Monday. North Melbourne fails to poach star players:
"After missing out on (Josh) Kelly's prized signature a year ago, North (Melbourne) will ... try to tempt the slick left-foot midfielder to Arden St once again with one of the game's richest long-term deals. The Kangaroos are desperate to land a big-name midfield recruit after missing out of Richmond's Dustin Martin, Collingwood's Adam Treloar and Jordan De Goey, and Sydney's Isaac Heeney." (Jay Clark, Herald Sun)
Tuesday: North declares North is a winner because no other team got them:
"Losing out on Andrew Gaff was not a 'kick in the guts' for North Melbourne, according to chairman Ben Buckley. ... 'I don't buy they rejected North, they just chose to stay in an environment which was very dear to them ... if they had chosen to go, they would've chosen to come to us and that's a very positive thing.' " (Mark Robinson, Herald Sun)
Keep trying to buy a flag, Roos - like 1975. That's the Shinboner spirit.

*

My late grandfather, Tom O'Brien, was North's longest-serving continual member, stumping up membership fees up every year from the 1920s until the day he died in 2003. Through the middle decades of the twentieth century he witnessed some of the toughest home-grown players never to win a flag.
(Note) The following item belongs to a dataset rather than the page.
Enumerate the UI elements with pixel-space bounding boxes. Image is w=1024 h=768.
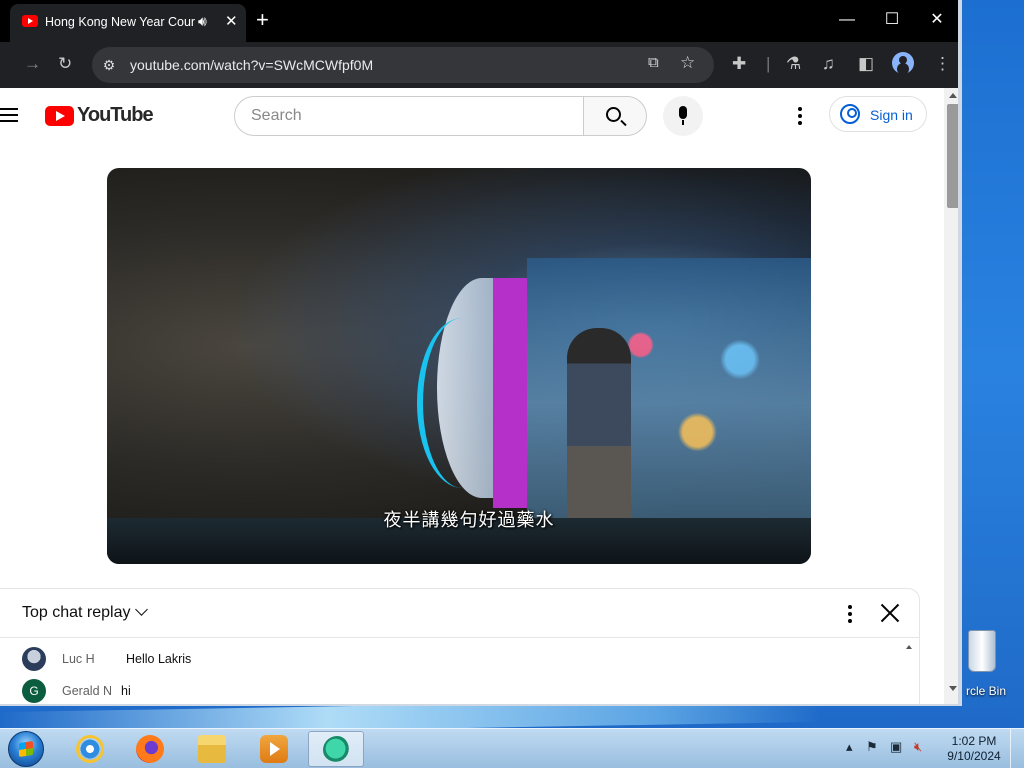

Many of them worked at the Newmarket saleyards and abattoir, hence the Shinboner name. When North finally grabbed a flag in 1975 he was happy but ambivalent. North had bought their way to the top after luring Barry Davis, Doug Wade, John Rantall, Brent Croswell and Malcolm Blight from other clubs with offers they couldn't refuse.

"At last we've got a premiership flag flying over Arden Street," he said. "A shame it wasn't won by North Melbourne."

"Yes," I said. "Can we have our captain back now?"

I was an Essendon fan as a kid. Seeing Barry Davis in pale blue and white just looked wrong.